L'inquiétude se lisait sur le visage normalement impassible de Mujin.

Sulk savait ce à quoi pensait le garde. Il avait fait de son mieux pour paraître faible et plus maigre qu'auparavant.

Ce que Mujin ne pouvait pas voir, bien évidemment, c'était que le corps de Sulk était empli d'une vitalité incroyable, au point que même un tierran dans la fleur de l'âge nourri correctement n'aurait pas souvent.

Et pourtant ses muscles semblaient bien élimés, et même ses joues étaient légèrement creusées.

"J'ai fait de mon mieux mais c'est difficile...

- Tu dois faire très attention, si tu manges tout dès le début, à la fin du mois tu risques.. Bref. Tu veux savoir ce que je te conseille ? Tu prends une poignée de riz comme ça. Pas plus. Ça devrait te permettre d'éviter tout problème, et avec ce que je t'ai ramené tu mangera pendant un mois sans aucun doute."
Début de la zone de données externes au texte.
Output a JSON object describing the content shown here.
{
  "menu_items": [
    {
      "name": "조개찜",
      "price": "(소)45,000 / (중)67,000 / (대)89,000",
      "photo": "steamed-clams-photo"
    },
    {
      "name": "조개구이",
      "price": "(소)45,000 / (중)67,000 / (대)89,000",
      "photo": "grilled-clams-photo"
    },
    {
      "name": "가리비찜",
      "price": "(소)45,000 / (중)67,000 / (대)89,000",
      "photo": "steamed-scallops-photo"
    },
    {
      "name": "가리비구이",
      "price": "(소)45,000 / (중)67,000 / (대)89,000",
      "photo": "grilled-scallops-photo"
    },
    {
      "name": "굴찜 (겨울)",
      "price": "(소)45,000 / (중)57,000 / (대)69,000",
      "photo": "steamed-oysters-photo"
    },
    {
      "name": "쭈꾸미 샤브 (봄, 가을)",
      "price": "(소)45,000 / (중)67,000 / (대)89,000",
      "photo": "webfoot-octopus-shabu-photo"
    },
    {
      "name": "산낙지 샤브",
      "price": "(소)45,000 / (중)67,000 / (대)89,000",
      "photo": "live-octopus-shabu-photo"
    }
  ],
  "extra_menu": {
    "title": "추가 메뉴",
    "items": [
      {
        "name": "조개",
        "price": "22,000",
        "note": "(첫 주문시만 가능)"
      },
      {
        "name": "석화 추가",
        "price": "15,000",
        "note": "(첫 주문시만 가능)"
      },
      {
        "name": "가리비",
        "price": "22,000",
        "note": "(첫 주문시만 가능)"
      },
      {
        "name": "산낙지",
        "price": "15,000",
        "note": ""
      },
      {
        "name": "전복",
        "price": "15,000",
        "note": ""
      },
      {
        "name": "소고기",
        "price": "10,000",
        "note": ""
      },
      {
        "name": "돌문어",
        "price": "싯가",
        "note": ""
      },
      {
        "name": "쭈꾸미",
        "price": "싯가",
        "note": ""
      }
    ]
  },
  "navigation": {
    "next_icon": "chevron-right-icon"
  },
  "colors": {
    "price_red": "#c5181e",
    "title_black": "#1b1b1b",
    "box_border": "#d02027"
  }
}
Mujin continuait ses explications de comment Sulk devrait se rationner, mais celui-ci ne l'écoutait déjà plus.

Il regardait l'homme à genoux devant lui avec un regard empli d'une certaine lueur.

"Merci Mujin. Je vais essayer d'être plus raisonnable. C'est si compliquer de prévoir quand manger et combien. Et de s'occuper.."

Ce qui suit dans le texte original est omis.